Naftali’s book about Emanuel and the 2006 campaign is an emphatic rebuke to the Dreheresque notion that niceness is a winning formula in politics. Emanuel is a hard-driving Chicagoan (“intense+Rahm+Emanuel” = 46,800 Google results) who takes pride in the brutal effectiveness of his political tactics.
Too much analysis of recent Republican electoral woes has been written by intellectual elites in search of a “Big Picture” trend that explains how the GOP went from dominance to near-irrelevance in four short years. Rather than propounding abstract ideological theories, Naftali’s detailed account of the 2006 campaign offers concrete examples of how Democrats won through improving the basic mechanics of partisan electioneering.

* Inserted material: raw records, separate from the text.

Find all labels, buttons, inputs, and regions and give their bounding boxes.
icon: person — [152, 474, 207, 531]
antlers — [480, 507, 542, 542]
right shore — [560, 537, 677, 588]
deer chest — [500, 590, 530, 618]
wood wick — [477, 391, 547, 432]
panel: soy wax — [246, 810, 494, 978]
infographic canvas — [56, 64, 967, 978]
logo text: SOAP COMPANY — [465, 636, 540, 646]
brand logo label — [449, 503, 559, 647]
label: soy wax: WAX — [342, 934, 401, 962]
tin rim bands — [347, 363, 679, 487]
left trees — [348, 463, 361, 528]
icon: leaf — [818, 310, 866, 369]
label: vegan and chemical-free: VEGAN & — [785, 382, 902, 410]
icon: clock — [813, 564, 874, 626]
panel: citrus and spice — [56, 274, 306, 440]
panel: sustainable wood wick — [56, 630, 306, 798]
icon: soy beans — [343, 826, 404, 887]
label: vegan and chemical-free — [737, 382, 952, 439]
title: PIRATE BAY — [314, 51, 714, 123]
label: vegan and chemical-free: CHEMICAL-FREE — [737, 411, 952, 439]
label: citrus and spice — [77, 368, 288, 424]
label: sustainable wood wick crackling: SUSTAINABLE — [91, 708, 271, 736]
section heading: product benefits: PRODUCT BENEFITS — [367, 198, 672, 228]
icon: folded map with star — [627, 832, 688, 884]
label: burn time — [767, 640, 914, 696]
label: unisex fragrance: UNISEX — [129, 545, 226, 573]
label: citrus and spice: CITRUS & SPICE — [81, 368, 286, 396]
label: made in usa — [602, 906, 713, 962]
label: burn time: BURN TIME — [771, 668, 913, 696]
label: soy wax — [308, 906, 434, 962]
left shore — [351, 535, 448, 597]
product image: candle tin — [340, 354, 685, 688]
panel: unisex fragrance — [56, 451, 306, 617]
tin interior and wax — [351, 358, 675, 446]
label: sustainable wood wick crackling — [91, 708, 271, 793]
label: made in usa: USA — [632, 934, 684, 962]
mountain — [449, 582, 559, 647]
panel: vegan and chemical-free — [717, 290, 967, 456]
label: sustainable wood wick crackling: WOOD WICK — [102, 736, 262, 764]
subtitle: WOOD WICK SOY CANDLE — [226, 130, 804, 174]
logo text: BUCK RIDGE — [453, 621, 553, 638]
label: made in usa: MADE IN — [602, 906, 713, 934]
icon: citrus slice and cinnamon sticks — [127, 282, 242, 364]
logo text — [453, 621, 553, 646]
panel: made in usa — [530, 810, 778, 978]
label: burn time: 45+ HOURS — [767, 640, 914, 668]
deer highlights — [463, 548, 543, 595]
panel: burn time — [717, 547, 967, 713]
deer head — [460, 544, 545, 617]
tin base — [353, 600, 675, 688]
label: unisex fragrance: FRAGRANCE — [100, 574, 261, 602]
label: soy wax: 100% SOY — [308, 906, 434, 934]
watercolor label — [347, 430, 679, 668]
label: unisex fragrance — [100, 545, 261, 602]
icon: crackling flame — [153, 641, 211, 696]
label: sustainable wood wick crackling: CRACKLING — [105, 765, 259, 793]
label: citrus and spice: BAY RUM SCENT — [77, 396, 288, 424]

One telling vignette: In summer 2006, accusations of shady dealings by Democratic Rep. Al Mollohan of West Virginia threatened to wreck Emanuel’s message that Republicans had a monopoly on corruption. And if an incumbent Democrat were defeated, that would change the math on Emanuel’s strategy to recapture a House majority.
How did Emanuel rescue Mollohan? By calling the incumbent’s Republican rival a liar. The GOP challenger had been in the military during Operation Desert Storm in 1991 and called himself a “Gulf War veteran,” although he hadn’t deployed overseas. Emanuel seized on this and had DCCC staffers push it to reporters. “We need that story,” Emanuel said. “It’s all about Al Mollohan unless we come up with something.” The result? “Mollohan Foe Battles Résumé Charges,” said the headline on a news story by Roll Call‘s John Bresnahan. Other publications followed suit, effectively changing the subject — exactly the outcome Emanuel sought. Was this unfair? Ask Emanuel that question, and you’ll get a two-word response. (Hint: The second word will be “you.”)
Whatever you think of Mark Levin’s radio program, he at least seems to understand that employing the politics of niceness against today’s Democrats is like sending a church-league women’s softball team to do battle with the Crips.
Meanwhile, Dreher urges conservatives to choose as their role model fifth-century Italian monastic Benedict of Nursia. Piety is a virtue, but the founder of the Benedictine order has not been previously renowned as a political strategist.
Let Rod Dreher urge Rahm Emanuel to be more like Benedict of Nursia. He’d get a two-word response, which is all he deserves from Mark Levin.